Pour SQLite, la configuration se fait au niveau des SqliteConnectOptions : mode WAL activé pour permettre lecteurs et écrivains concurrents, busy_timeout à 30 secondes pour éviter les erreurs SQLITE_BUSY quand une autre application accède au fichier, création automatique du fichier si absent. Ces options sont des choix explicites : ils traduisent la façon dont on veut voir SQLite fonctionner dans un contexte desktop, où plusieurs processus peuvent viser la même base.
Le streaming des résultats
SQLx expose sur chaque pool une méthode fetch() qui renvoie un Stream de rows. Combiné avec futures::StreamExt, ça permet d'itérer une ligne à la fois côté application, sans charger tout le résultat en mémoire. QoreDB s'appuie dessus pour ses exports longs et son mode streaming du Data Grid : la mémoire consommée reste bornée quel que soit le volume de la table. Le pool récupère la connexion à la fin du stream, transparent pour l'appelant.

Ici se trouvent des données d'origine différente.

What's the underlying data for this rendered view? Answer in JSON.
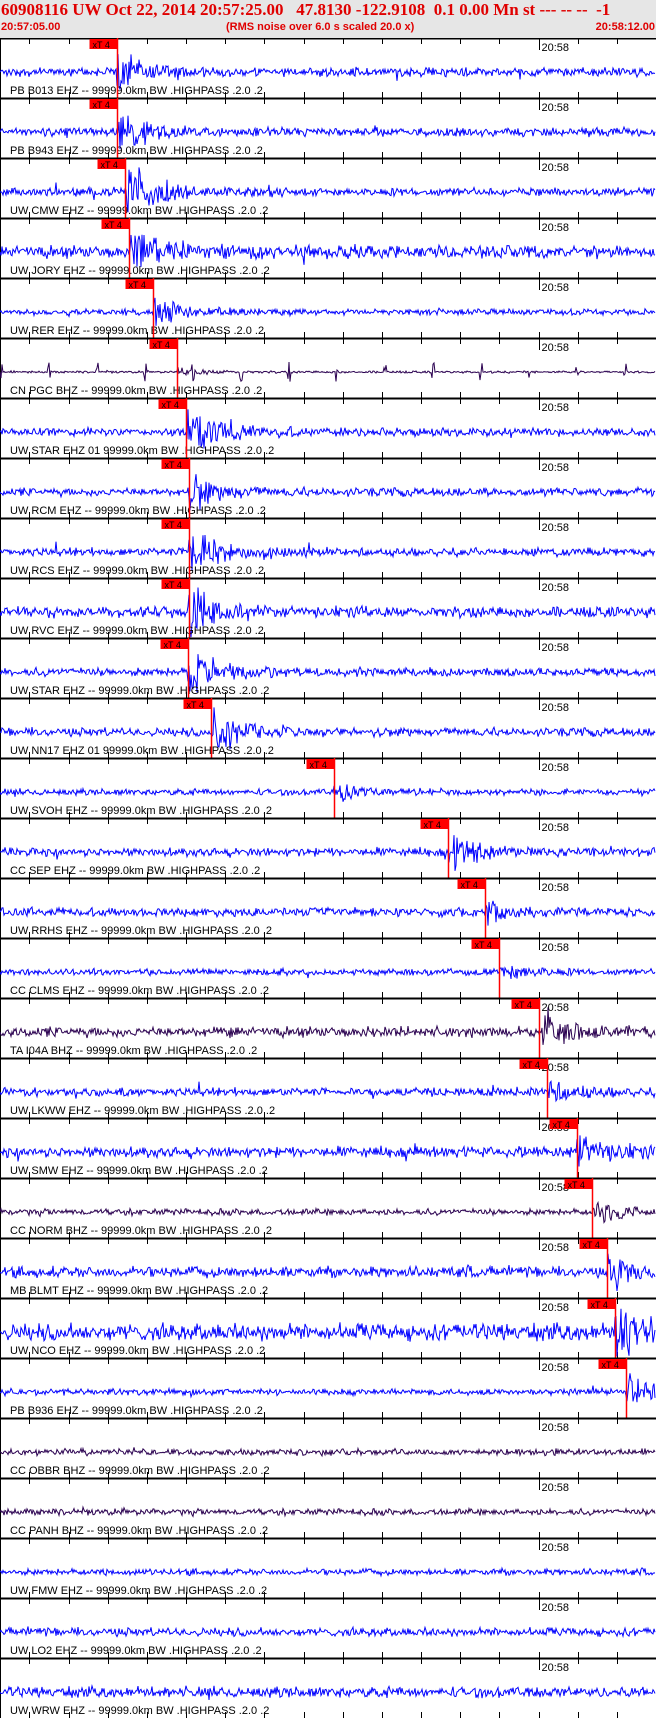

Les moteurs qui n'utilisent pas SQLx
SQLx n'est pas la solution à tout. MongoDB s'appuie sur le driver officiel mongodb-rust, plus proche de BSON et des aggregation pipelines. Redis passe par la crate redis avec connection-manager pour la reconnexion transparente. SQL Server utilise Tiberius derrière un pool bb8, parce que SQLx ne supporte pas TDS. DuckDB utilise sa propre crate bundled, qui parle directement au moteur embarqué. Chaque driver choisit la couche la plus adaptée à son protocole, sans tenter de forcer une abstraction uniforme.
En pratique, à l'usage
Le résultat est un backend qui reste léger et prédictible. Ouvrir une connexion PostgreSQL déclenche la création d'un pool avec un test query SELECT 1, puis toutes les opérations de l'interface (lister les schemas, décrire une table, exécuter une query, streamer un export) partagent le même pool sans recréer de socket. Fermer la connexion depuis l'interface libère explicitement le pool. Les fuites de connexion, qui sont un fléau classique des clients desktop, deviennent structurellement impossibles.
Conclusion
SQLx apporte à QoreDB un pool async solide, une abstraction cohérente entre PostgreSQL, MySQL et SQLite, et un typage précis des colonnes. Ses macros compile-time sont un bel outil, mais elles ciblent un cas d'usage différent du nôtre : elles brillent quand le schéma est connu à la build, pas quand l'utilisateur tape une requête ad hoc. En s'en tenant à l'API runtime, QoreDB garde tous les bénéfices de SQLx tout en restant un client généraliste qui parle à n'importe quelle base à l'exécution.